Pubdate: Sun, 01 Oct 2000
Source: St. Petersburg Times (FL)
Copyright: 2000 St. Petersburg Times
Contact:  http://www.sptimes.com/
Forum: http://www.sptimes.com/Interact.html
Section: Perspective, page 1
Author: Robyn Blumner

RESIST INSIDIOUS SEARCHES

How does it happen? How does freedom get taken from a people for whom
it's a birthright without any fuss, without any outcry?

Only with the best of intentions.

As the U.S. Supreme Court opens its term Monday, a cattle car of good
intentions will be pitted against a few constitutional principles,
some of which are hanging on for dear life. There are two cases in
particular that have the potential of nailing the coffin shut on our
Fourth Amendment right to be free from dragnet searches, where entire
populations are searched just to see if anyone has violated the law.

So, please, let's all pay attention.

One case involves a municipal hospital in Charleston, S.C., which,
with the cooperation of local law enforcement initiated a policy in
1989 of testing certain pregnant women for the presence of cocaine.
The motives of the hospital were unimpeachable - to protect the unborn
babies - but the urine test was done without the informed consent of
the mothers who were mostly poor and black. Any woman testing positive
for illicit drugs was arrested. Some were carted off to jail in
shackles, still bleeding from giving birth. Others were jailed until
they went into labor, then sent to the hospital in handcuffs.

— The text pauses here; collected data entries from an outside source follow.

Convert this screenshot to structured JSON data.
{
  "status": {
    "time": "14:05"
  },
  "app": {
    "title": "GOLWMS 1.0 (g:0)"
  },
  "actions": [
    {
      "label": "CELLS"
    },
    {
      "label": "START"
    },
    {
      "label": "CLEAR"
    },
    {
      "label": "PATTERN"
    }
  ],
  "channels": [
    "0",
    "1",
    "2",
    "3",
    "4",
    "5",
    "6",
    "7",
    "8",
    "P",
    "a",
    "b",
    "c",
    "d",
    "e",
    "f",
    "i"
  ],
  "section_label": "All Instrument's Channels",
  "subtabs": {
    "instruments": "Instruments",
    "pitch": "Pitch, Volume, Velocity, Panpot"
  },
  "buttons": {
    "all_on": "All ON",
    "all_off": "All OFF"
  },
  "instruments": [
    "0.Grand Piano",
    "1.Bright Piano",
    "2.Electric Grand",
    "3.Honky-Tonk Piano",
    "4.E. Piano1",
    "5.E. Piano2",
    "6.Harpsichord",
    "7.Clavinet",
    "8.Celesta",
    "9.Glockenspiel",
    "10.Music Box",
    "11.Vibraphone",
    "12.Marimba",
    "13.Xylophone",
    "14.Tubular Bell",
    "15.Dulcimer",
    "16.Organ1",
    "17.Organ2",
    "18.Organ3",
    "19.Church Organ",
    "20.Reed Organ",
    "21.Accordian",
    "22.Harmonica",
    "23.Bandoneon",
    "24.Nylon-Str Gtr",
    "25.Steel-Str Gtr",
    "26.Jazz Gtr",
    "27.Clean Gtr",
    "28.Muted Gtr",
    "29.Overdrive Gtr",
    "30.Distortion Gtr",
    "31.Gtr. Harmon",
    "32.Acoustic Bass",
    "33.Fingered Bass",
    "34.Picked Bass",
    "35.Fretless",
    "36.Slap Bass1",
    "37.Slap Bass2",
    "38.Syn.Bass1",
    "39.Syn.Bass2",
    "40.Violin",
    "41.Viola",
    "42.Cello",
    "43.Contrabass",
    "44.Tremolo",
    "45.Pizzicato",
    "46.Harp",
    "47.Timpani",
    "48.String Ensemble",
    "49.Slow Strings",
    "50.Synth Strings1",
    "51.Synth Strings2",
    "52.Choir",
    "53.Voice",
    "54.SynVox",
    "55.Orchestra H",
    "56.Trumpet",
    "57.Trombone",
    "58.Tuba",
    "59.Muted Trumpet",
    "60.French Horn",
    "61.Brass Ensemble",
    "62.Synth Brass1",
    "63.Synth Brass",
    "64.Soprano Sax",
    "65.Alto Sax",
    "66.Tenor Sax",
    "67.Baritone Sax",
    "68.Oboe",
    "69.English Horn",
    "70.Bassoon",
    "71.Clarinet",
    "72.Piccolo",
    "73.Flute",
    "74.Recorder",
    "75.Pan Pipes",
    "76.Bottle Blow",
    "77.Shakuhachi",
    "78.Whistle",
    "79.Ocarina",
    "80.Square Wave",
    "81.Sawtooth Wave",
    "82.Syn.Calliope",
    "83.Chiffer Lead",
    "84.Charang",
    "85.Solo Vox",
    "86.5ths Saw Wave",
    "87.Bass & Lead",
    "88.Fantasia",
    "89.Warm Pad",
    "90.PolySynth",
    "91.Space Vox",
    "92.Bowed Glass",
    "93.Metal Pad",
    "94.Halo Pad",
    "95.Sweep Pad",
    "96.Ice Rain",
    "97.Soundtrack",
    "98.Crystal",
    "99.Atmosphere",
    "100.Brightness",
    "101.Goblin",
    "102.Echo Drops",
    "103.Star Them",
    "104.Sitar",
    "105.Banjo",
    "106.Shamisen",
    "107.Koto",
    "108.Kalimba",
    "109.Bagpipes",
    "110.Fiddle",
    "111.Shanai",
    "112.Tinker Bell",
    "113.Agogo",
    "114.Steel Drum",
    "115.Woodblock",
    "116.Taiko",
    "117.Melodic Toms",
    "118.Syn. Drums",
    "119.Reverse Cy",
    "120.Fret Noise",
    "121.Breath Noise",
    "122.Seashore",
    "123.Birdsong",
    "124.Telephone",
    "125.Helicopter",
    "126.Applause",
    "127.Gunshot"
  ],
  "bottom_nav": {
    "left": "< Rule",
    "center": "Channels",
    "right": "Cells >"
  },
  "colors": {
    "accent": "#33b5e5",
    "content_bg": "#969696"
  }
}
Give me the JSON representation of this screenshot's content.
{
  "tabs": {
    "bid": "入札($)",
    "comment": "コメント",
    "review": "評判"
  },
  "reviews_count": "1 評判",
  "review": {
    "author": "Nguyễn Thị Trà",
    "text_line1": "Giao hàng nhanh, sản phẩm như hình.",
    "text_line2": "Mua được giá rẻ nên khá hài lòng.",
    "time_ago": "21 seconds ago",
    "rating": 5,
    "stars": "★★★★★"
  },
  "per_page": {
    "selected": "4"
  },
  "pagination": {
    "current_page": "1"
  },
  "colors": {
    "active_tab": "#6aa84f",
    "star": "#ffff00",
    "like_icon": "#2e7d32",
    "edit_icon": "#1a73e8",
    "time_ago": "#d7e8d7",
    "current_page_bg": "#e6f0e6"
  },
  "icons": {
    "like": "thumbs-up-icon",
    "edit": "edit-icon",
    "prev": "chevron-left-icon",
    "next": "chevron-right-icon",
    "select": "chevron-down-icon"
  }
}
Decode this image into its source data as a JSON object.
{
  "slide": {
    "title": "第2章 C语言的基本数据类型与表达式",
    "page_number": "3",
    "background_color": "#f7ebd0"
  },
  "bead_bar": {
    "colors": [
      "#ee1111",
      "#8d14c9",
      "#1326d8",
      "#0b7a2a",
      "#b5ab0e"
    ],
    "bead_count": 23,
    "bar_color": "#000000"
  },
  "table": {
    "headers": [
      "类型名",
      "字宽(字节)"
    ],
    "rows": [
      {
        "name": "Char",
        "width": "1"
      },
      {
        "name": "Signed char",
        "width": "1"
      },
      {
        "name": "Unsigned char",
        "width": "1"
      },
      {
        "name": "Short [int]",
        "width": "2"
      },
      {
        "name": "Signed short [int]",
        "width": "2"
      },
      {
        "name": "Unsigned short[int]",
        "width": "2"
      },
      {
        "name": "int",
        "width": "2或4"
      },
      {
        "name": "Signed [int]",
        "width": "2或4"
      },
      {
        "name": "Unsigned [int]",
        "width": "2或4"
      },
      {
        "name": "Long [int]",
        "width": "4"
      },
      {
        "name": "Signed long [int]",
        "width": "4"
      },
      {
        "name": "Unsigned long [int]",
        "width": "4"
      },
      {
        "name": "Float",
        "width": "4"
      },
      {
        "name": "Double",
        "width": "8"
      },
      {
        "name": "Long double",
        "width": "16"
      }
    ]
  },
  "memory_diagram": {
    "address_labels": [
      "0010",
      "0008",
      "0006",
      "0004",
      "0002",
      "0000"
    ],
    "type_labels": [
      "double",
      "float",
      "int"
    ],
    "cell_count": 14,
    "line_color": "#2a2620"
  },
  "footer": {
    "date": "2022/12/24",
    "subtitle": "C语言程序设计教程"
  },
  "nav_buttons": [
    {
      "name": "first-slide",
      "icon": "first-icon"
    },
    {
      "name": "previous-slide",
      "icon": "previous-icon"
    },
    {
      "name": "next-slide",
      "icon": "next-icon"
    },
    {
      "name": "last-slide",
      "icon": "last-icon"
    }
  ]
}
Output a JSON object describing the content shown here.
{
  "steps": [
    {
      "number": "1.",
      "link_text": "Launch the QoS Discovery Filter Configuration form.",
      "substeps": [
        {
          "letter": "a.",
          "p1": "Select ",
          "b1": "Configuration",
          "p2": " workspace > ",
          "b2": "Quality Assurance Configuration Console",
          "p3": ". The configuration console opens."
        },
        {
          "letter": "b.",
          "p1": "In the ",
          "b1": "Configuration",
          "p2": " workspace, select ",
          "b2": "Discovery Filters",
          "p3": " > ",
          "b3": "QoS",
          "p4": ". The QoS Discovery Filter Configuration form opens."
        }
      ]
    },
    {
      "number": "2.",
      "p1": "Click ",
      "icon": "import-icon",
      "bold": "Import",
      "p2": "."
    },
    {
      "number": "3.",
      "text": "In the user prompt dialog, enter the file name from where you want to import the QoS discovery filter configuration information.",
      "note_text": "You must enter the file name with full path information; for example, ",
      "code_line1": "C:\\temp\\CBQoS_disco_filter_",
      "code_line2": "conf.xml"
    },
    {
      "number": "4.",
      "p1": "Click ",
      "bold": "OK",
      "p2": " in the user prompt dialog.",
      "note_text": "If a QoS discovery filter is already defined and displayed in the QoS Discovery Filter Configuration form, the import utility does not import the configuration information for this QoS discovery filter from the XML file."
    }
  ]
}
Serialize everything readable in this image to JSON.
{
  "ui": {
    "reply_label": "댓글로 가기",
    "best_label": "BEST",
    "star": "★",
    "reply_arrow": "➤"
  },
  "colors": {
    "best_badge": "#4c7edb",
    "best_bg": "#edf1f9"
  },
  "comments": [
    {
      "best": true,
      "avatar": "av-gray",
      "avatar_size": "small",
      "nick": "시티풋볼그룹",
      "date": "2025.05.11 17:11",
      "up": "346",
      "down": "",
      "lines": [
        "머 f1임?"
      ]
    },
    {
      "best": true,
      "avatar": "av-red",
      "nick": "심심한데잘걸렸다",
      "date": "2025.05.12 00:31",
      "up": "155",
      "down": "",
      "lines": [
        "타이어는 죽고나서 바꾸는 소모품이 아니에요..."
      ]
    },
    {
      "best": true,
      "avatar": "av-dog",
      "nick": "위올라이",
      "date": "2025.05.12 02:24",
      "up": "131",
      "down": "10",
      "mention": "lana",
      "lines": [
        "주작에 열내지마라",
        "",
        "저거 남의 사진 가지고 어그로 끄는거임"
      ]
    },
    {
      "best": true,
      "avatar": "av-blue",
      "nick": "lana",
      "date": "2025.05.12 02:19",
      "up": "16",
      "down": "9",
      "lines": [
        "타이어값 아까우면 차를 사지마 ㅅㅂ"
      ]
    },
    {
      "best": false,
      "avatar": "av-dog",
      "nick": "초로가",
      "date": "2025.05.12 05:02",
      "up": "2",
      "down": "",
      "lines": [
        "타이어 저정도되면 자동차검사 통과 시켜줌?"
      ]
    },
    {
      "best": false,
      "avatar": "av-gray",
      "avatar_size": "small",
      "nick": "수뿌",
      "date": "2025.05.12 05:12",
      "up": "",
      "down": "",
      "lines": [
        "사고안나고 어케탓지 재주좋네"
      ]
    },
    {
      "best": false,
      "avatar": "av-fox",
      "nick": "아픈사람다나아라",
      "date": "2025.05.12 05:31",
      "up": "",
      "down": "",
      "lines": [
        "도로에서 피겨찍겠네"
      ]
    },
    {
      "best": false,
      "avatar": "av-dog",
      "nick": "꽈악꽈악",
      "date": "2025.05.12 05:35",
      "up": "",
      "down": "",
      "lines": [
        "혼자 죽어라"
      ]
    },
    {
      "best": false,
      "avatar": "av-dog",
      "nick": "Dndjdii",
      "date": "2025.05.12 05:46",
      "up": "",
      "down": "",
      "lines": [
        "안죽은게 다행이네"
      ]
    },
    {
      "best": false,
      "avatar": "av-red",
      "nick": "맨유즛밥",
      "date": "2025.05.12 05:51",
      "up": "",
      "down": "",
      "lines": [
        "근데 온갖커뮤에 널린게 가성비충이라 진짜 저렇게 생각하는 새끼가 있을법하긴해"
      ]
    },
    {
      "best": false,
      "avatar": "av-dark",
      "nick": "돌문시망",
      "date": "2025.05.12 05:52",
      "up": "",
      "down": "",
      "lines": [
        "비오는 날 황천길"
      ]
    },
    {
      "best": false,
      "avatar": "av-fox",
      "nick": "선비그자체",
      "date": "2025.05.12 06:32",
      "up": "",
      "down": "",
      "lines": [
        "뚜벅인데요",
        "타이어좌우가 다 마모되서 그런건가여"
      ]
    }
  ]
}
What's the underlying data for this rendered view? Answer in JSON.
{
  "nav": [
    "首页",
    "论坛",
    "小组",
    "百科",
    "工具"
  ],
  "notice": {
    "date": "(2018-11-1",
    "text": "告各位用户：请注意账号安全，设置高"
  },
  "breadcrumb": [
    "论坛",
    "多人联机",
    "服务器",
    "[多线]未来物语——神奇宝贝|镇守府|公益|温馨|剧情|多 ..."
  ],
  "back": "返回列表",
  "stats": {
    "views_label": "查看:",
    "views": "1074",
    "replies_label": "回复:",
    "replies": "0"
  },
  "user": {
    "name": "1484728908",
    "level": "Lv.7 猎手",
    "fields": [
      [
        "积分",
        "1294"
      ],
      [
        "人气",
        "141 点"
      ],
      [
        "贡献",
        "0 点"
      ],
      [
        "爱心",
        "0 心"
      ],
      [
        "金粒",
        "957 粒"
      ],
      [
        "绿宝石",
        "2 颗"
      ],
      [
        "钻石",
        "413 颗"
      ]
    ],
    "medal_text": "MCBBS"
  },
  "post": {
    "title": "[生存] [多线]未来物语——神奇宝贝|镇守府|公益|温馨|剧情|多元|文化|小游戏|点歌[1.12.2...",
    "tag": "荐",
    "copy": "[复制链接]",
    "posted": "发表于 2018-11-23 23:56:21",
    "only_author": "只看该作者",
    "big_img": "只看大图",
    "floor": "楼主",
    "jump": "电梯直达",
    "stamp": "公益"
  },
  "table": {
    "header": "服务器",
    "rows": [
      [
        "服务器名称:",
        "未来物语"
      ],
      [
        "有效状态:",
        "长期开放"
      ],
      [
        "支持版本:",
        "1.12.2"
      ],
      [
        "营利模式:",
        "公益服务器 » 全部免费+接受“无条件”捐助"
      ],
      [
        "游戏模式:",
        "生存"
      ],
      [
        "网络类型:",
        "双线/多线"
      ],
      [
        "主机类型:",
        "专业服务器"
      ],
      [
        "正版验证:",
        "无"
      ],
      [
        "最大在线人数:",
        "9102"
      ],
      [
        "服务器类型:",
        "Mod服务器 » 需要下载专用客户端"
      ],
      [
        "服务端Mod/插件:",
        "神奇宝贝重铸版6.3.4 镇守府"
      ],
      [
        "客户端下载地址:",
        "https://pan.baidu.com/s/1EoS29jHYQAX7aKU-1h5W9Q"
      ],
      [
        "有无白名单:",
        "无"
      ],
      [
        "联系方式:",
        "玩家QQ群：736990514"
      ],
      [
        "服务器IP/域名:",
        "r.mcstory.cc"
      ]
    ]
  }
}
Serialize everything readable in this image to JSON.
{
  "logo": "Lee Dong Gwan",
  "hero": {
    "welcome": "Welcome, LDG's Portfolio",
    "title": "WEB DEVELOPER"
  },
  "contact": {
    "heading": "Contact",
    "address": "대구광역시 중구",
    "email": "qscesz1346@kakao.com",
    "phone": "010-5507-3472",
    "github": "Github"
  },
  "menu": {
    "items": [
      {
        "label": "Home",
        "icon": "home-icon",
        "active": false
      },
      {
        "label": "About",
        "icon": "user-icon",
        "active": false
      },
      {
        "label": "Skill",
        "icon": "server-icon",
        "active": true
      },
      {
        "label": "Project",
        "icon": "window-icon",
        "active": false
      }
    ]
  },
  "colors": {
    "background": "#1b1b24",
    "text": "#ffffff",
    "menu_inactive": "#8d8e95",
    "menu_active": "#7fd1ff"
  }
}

With the help of public interest groups, 10 of these women sued on the
grounds that their constitutional tights were violated when their
bodily fluids were searched without their consent or any evidence they
had engaged in a criminal act.

The city of Charleston said its hospital shouldn't need probable cause
to do a urinalysis. It argued the primary purpose of the drug screen
was not the criminal prosecution of drug-abusing mothers but the
protection and health of viable fetuses and should therefore fall
under the "special need" exception to the Fourth Amendment.

In 1999 a federal appellate court agreed, and the appeal of that
ruling will be heard by the U.S. Supreme Court on Oct. 4 in the case
of Ferguson vs. City of Charleston.

What is this "special need" exception to the Fourth
Amendment?

Ifs a concocted legal doctrine designed to give the court cover
whenever it gouges our rights.

Arguably the most important protection we have against abusive police
practices is our right to demand that every search by government is
justified by evidence of individual guilt The "special need" exception
obliterates this by allowing dragnet searches if they are intended to
address an important public purpose that isn't related to crime
detection.  The doctrine has been used to approve universal drug
screens for high school athletes and roadblocks to ferret out illegal
immigrants and drivers who are intoxicated.

If that sounds like sophistry, it is.

Of course catching drunken drivers in a roadblock has a public-safety
function, but it is also a way to enforce the law. The protection of
public safety is the function of virtually every criminal law. So
approving an exception to probable cause for public safety is like
carving the Fourth Amendment into a Halloween jack-o-lantern -- the
center has been hollowed out and the teeth are an illusion.

The other case before the court to be argued Tuesday, takes the issue
of how far the government can go with suspicionless searches even further.

In City of Indianapolis vs. Edmond, city police followed the example
of other cities and states, including Florida, by setting up a drug
interdiction roadblock. Police would stop motorists, demand their
licenses and registrations, peer into the cars interiors and escort
drug-sniffing dogs around the cars. The checkpoint was not based on
any particulized suspicion -- anyone driving along that road could be
detained until he satisfied police of his innocence. Of the 1,161 cars
stopped, 55 led to drug-related arrests.

The city argues this roadblock should be deemed constitutionally valid
since it isn't much different from those set up to catch drunken
drivers. Its purpose, after all, is public safety, to keep drugs off
city streets.

Well if a car-to-car search is acceptable to find drugs, why not go
house-to-house? Why not make "public safety" the government ,
equivalent of "open sesame"? While it would be nice to have drug-free
streets, giving up all constraints on police is too high a price.

Joe Upstanding may have little interest in the rights of addicted
mothers and drug dealers, but at some point he's got to start
realizing that whence go their rights so go his.

Our collective neglect has already contributed to a reality in which
police and other agencies of government have license to invade our
privacy in all manner of ways without a whit of justification.

And it can get worse. Without our vigilance, without our demanding
that justices who care about civil liberties be put on the bench, an
authoritarian nightmare will continue to be built on good intentions.

And well only have ourselves to blame.